C’est un argument de poids pour attirer les clients, un atout pour l’image, voire désormais, un passage obligé. Quitte à faire payer plus cher, ce qui ne semble pas être un problème : 95 % des Français privilégieraient en effet la qualité pour leurs achats, juste devant le prix, selon l’étude « Les Français et la qualité́ » réalisée par Opinionway pour Veeva en 2018.
Pour autant, le bio n’est pas (encore) une généralité dans les assiettes des salariés. Certes, les ingrédients utilisés par les professionnels de la restauration sont « bruts », « du marché », mais la certification bio est rarement affichée ou en planification d’ici à la fin de l’année. Mais cela ne saurait tarder. La progression est belle est bien enclenchée : en 2018, la restauration hors foyer a acheté pour 550 millions d’euros de produits bio hors taxe et la restauration collective à caractère social enregistrait une croissance record de 28 % par rapport à 2017. Cela fait directement écho à la loi Agriculture et alimentation, issue des États généraux de l'alimentation (Egalim) et promulguée en novembre 2018, qui s’attelle à « favoriser une alimentation saine, sûre et durable pour tous ». Les dispositions sont nombreuses pour la restauration collective, la plus emblématique étant celle d'introduire « 50 % de produits durables ou sous signes d'origine et de qualité, dont 20 % de produits bio, dans la restauration collective publique à partir du 1er janvier 2022 ».

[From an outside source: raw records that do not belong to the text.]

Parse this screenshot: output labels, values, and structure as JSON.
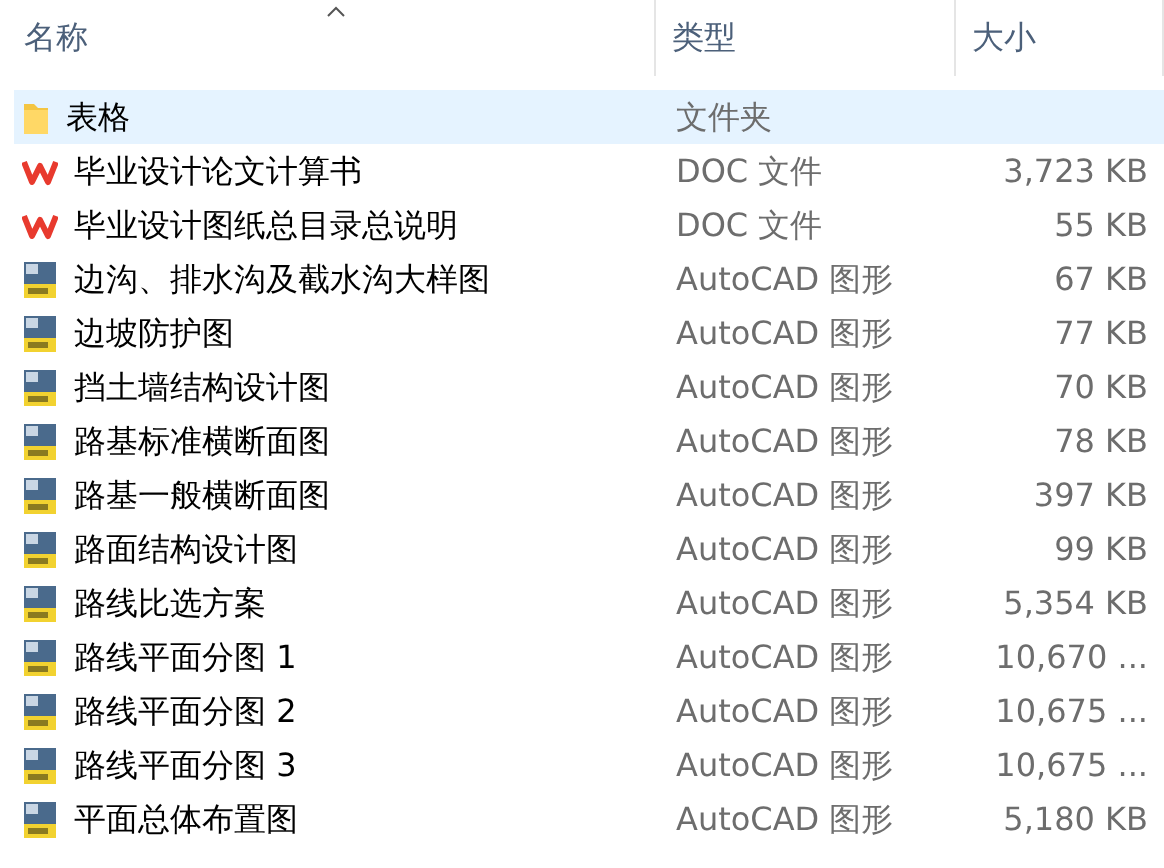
{
  "columns": [
    {
      "label": "名称",
      "sorted": true
    },
    {
      "label": "类型",
      "sorted": false
    },
    {
      "label": "大小",
      "sorted": false
    }
  ],
  "rows": [
    {
      "kind": "folder",
      "name": "表格",
      "type": "文件夹",
      "size": "",
      "selected": true
    },
    {
      "kind": "doc",
      "name": "毕业设计论文计算书",
      "type": "DOC 文件",
      "size": "3,723 KB",
      "selected": false
    },
    {
      "kind": "doc",
      "name": "毕业设计图纸总目录总说明",
      "type": "DOC 文件",
      "size": "55 KB",
      "selected": false
    },
    {
      "kind": "dwg",
      "name": "边沟、排水沟及截水沟大样图",
      "type": "AutoCAD 图形",
      "size": "67 KB",
      "selected": false
    },
    {
      "kind": "dwg",
      "name": "边坡防护图",
      "type": "AutoCAD 图形",
      "size": "77 KB",
      "selected": false
    },
    {
      "kind": "dwg",
      "name": "挡土墙结构设计图",
      "type": "AutoCAD 图形",
      "size": "70 KB",
      "selected": false
    },
    {
      "kind": "dwg",
      "name": "路基标准横断面图",
      "type": "AutoCAD 图形",
      "size": "78 KB",
      "selected": false
    },
    {
      "kind": "dwg",
      "name": "路基一般横断面图",
      "type": "AutoCAD 图形",
      "size": "397 KB",
      "selected": false
    },
    {
      "kind": "dwg",
      "name": "路面结构设计图",
      "type": "AutoCAD 图形",
      "size": "99 KB",
      "selected": false
    },
    {
      "kind": "dwg",
      "name": "路线比选方案",
      "type": "AutoCAD 图形",
      "size": "5,354 KB",
      "selected": false
    },
    {
      "kind": "dwg",
      "name": "路线平面分图 1",
      "type": "AutoCAD 图形",
      "size": "10,670 ...",
      "selected": false
    },
    {
      "kind": "dwg",
      "name": "路线平面分图 2",
      "type": "AutoCAD 图形",
      "size": "10,675 ...",
      "selected": false
    },
    {
      "kind": "dwg",
      "name": "路线平面分图 3",
      "type": "AutoCAD 图形",
      "size": "10,675 ...",
      "selected": false
    },
    {
      "kind": "dwg",
      "name": "平面总体布置图",
      "type": "AutoCAD 图形",
      "size": "5,180 KB",
      "selected": false
    }
  ]
}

S’adapter aux régimes alimentaires de chacun
En plus du bio, c’est aussi la capacité à s’adapter aux multiples régimes alimentaires qui est regardée. Sans gluten, végétarien, végétalien, sans lactose, locavore, flexitarien, crudivore, détox… En nette opposition avec l’alimentation industrielle massifiée et standardisée, ces comportements « particuliers » privilégient le « sans », le « sain », le « naturel ».
Et s’il y a bien une option fooding qui s’est largement répandue ces dernières années, c’est la végétarienne. Partout, elle est mise en avant, à la fois pour ses qualités nutritives (c’est « healthy », riche en fibre etc) mais aussi pour son respect de l’environnement quand elle est préparée à partir de produits de saison et de proximité. « Au départ, les menus végétariens, c’était pour les végétariens, et cuisinés par les non végétariens, indique Sarah Jafarshad-Rajaei, directrice générale de Bleu vert concepts. Le résultat n’était pas toujours réussi : manque de saveurs, de créativité, de variété… Aujourd’hui, avec le flexitarisme, et la part plus importante du végétal dans nos alimentations, c’est devenu un mode de vie pour beaucoup de Français. Cela a permis aux différents concepts de restauration d’avoir plus de demandes, et donc de travailler sur une offre plus adaptée, avec plus de choix, mais surtout des plats gourmands et savoureux. »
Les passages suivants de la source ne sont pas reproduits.